Cluster Analysis with scikit-learn

The next section of the GUI only appears if the scikit-learn package is installed. It has multiple algorithms for doing clustering and detecting outliers (i. e. bad data) in the suite of PWDR or PDF patterns. Changing the method or number of clusters results in an automatic calculation; the Compute button is provided for convenience. There is a reminder to properly cite Scikit-learn if you use it.

Select clustering method – some may also require selecting number of clusters
- K-Means (requires number of clusters) – Uses the scikit-learn "K-means++" algorithm for clustering; this gives a better starting position and usually succeeds on the 1st try. It uses the "whitened" data matrix.
- Affinity propagation – It uses the distance matrix computed above.
- Mean-shift – It uses the "whitened" data matrix.
- Spectral clustering (requires number of clusters) – It uses the "whitened" data matrix.
- Agglomerative clustering (requires number of clusters) – It uses the distance matrix computed above.

For details of these methods, please see 2.3. Clustering — scikit-learn 1.1.2 documentation. After completion, Cluster populations are shown in the GUI and clusters are colored to match the data point colors in the PCA plot.

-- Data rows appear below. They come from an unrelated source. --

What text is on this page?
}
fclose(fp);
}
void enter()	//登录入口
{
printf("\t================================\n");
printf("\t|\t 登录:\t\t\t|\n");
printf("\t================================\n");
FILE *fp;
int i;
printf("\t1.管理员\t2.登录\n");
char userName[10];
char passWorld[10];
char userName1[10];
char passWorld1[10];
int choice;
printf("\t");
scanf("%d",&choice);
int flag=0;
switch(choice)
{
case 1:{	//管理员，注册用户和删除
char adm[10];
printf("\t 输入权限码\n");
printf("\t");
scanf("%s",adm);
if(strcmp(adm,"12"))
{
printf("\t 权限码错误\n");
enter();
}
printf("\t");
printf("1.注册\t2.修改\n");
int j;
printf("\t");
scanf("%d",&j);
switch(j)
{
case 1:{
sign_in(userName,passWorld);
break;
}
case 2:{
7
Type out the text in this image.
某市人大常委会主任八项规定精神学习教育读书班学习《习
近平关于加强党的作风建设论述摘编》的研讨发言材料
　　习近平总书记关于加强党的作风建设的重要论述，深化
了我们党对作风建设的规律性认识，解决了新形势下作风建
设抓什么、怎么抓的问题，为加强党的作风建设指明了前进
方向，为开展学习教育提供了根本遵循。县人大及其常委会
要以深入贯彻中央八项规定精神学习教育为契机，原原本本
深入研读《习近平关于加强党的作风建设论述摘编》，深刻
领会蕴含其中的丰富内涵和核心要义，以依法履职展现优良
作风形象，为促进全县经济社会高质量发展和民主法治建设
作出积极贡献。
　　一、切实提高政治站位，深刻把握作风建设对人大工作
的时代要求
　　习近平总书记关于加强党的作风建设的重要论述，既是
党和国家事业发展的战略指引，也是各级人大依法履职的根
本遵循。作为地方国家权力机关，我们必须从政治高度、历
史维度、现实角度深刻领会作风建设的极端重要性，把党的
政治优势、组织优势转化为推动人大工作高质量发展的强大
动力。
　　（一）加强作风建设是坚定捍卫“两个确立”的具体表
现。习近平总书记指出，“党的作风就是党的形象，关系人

Outlier Analysis with scikit-learn

After selection of the PWDR or PDF data and doing the distance calculation, one can examine the distance data for possible "bad" data items. These outliers can be detected by a choice of methods that make different assumptions how the data "should" be clustered; any data that do not fall within them are flagged as outliers and are colored different in the resulting 3D PCA plot from all others that would be in clusters. Although the chosen distance method affects the appearance of the 3D PCA plot, the three outlier methods all use the original data, thus are independent of any selected distance method. The GUI is refreshed showing a listing of the outlier data; selection of any, displays that data item in the powder pattern plot tab. Any previous cluster identification, e. g. by K-means, is erased. The outlier detection methods are:

One-Class SVM - Attempts to form boundaries around the clusters; outliers are items that fall outside the boundaries.
Isolation Forest - Similar to the above but uses a different algorithm.
Local Outlier Factor - Uses the local density of other points about each point to determine if it is within a high-density area, i. e. in a cluster, or not.

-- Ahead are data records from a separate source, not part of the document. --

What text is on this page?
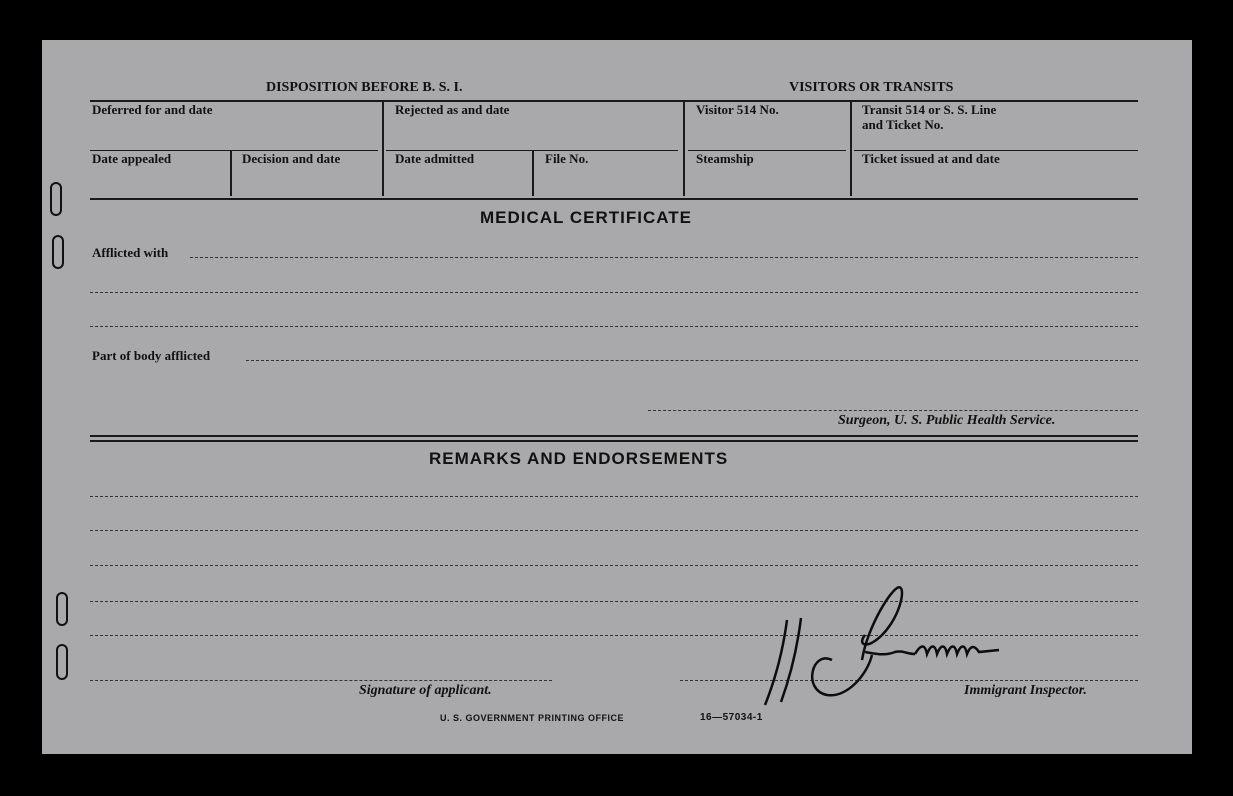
DISPOSITION BEFORE B. S. I.	VISITORS OR TRANSITS
Deferred for and date	Rejected as and date	Visitor 514 No.	Transit 514 or S. S. Line
and Ticket No.
Date appealed	Decision and date	Date admitted	File No.	Steamship	Ticket issued at and date
MEDICAL CERTIFICATE
Afflicted with
Part of body afflicted
Surgeon, U. S. Public Health Service.
REMARKS AND ENDORSEMENTS
Signature of applicant.	Immigrant Inspector.
U. S. GOVERNMENT PRINTING OFFICE	16—57034-1
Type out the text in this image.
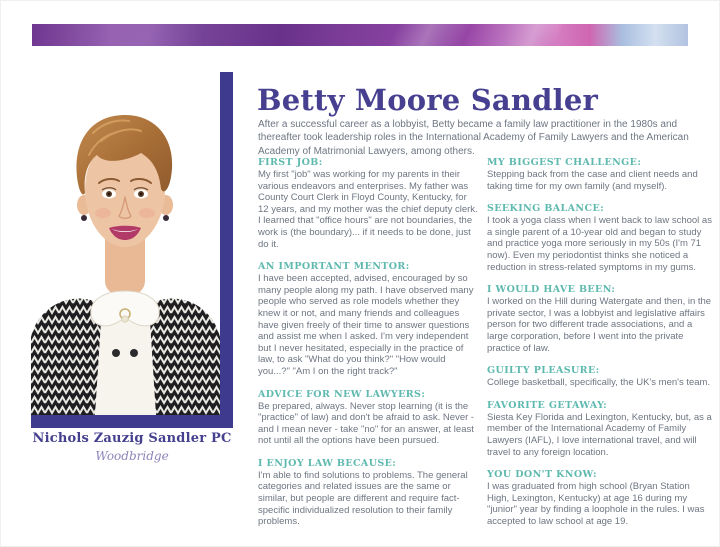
Nichols Zauzig Sandler PC
Woodbridge
Betty Moore Sandler

After a successful career as a lobbyist, Betty became a family law practitioner in the 1980s and thereafter took leadership roles in the International Academy of Family Lawyers and the American Academy of Matrimonial Lawyers, among others.

FIRST JOB:

My first "job" was working for my parents in their various endeavors and enterprises. My father was County Court Clerk in Floyd County, Kentucky, for 12 years, and my mother was the chief deputy clerk. I learned that "office hours" are not boundaries, the work is (the boundary)... if it needs to be done, just do it.

AN IMPORTANT MENTOR:

I have been accepted, advised, encouraged by so many people along my path. I have observed many people who served as role models whether they knew it or not, and many friends and colleagues have given freely of their time to answer questions and assist me when I asked. I'm very independent but I never hesitated, especially in the practice of law, to ask "What do you think?" "How would you...?" "Am I on the right track?"

ADVICE FOR NEW LAWYERS:

Be prepared, always. Never stop learning (it is the "practice" of law) and don't be afraid to ask. Never - and I mean never - take "no" for an answer, at least not until all the options have been pursued.

I ENJOY LAW BECAUSE:

I'm able to find solutions to problems. The general categories and related issues are the same or similar, but people are different and require fact-specific individualized resolution to their family problems.

MY BIGGEST CHALLENGE:

Stepping back from the case and client needs and taking time for my own family (and myself).

SEEKING BALANCE:

I took a yoga class when I went back to law school as a single parent of a 10-year old and began to study and practice yoga more seriously in my 50s (I'm 71 now). Even my periodontist thinks she noticed a reduction in stress-related symptoms in my gums.

I WOULD HAVE BEEN:

I worked on the Hill during Watergate and then, in the private sector, I was a lobbyist and legislative affairs person for two different trade associations, and a large corporation, before I went into the private practice of law.

GUILTY PLEASURE:

College basketball, specifically, the UK's men's team.

FAVORITE GETAWAY:

Siesta Key Florida and Lexington, Kentucky, but, as a member of the International Academy of Family Lawyers (IAFL), I love international travel, and will travel to any foreign location.

YOU DON'T KNOW:

I was graduated from high school (Bryan Station High, Lexington, Kentucky) at age 16 during my "junior" year by finding a loophole in the rules. I was accepted to law school at age 19.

Further details of these methods can be found at 2.7. Novelty and Outlier Detection — scikit-learn 1.1.2 documentation. The current GSAS-II implementation of these methods all use the default settings for any of their respective parameters.

What can I do with the plots?

For each selection of distance method, i.e. "Euclidian", a plot tab is created with 2 or 4 plots. They are:

the distance matrix displayed in the same way the refinement covariance matrix is displayed (default coloring is "paired" – same parameter as the powder pattern contour plot);
the 3D PCA analysis plot;
the hierarchical dendrogram plot and
the PCA percent contribution plot.

Each can be zoomed independent of the others and the 1st three can be selected to show as a single plot in the tab (see Plot selection, above). A LB mouse selection (& hold button down) of a 3D PCA point will show the data set name in the plot status line. If clusters are determined by e. g. K-means, the 3D PCA points will be colored by cluster membership.